Rufschädigung: Meinl-Reisinger klagt die FPÖ

Nach Behauptungen über angebliche Bargeldtransporte in die Ukraine geht Neos-Chefin Beate Meinl-Reisinger rechtlich gegen die FPÖ vor.
MINISTERRAT: MEINL-REISINGER (NEOS)

Zusammenfassung

  • Außenministerin Meinl-Reisinger klagt die FPÖ wegen Rufschädigung aufgrund von Behauptungen über angebliche Bargeldzahlungen an die Ukraine.
  • Die FPÖ hatte auf ihrer Website und auf YouTube suggeriert, Regierungsmitglieder würden Steuergeld in bar in die Ukraine bringen, und Meinl-Reisinger namentlich genannt.
  • Meinl-Reisinger betont, alle Zahlungen an die Ukraine erfolgen ausschließlich über offizielle Kanäle und unterliegen strengen Kontrollen.

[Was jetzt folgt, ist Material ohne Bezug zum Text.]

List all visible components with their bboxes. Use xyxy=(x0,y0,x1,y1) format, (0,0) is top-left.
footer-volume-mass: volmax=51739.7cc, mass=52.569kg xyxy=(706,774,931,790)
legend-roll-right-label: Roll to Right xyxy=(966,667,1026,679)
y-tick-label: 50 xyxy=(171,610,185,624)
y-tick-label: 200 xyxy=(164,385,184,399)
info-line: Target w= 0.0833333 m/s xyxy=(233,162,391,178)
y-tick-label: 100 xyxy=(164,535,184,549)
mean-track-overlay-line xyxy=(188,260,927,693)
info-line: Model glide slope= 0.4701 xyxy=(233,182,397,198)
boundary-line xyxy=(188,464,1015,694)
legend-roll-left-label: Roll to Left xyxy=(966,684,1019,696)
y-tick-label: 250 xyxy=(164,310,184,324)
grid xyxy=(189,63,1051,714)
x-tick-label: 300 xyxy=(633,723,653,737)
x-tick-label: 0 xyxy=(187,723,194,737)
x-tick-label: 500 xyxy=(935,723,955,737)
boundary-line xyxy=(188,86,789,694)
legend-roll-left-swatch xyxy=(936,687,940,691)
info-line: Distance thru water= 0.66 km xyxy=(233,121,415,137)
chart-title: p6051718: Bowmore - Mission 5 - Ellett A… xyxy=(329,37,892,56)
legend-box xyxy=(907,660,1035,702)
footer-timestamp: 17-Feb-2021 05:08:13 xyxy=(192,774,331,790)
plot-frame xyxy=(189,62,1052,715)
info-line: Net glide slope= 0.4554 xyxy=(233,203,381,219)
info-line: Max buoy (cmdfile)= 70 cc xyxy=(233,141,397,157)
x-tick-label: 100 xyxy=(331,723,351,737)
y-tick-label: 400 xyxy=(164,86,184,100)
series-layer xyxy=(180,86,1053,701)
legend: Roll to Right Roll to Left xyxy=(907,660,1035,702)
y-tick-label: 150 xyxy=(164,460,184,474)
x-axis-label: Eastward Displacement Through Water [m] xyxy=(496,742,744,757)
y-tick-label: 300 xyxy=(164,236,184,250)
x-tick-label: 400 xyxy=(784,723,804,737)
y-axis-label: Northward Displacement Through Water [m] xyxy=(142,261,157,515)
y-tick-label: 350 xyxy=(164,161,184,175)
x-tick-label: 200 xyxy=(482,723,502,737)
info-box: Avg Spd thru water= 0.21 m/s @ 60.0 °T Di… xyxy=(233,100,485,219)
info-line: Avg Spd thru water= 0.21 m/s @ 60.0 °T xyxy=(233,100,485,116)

Außenministerin und Neos-Parteichefin Beate Meinl-Reisinger hat rechtliche Schritte gegen die FPÖ eingeleitet und beim Handelsgericht eine Klage wegen Rufschädigung eingebracht. Dies berichteten am Donnerstag mehrere Medien.

Hintergrund sind Behauptungen, die sowohl auf der Website fpoe.at als auch auf dem YouTube-Kanal der Partei veröffentlicht wurden. Darin wurde suggeriert, Regierungsmitglieder würden "mit Geldkoffern in die Ukraine reisen, um österreichisches Steuergeld in bar zu übergeben". In den Beiträgen wird Meinl-Reisinger ausdrücklich genannt.

Wegen übler Nachrede soll bereits ein Antrag nach dem Mediengesetz eingebracht worden sein, die Ministerin geht gegen die Blauen straf- und zivilrechtlich vor. 

"FPÖ darf nicht ungestraft Lügen verbreiten"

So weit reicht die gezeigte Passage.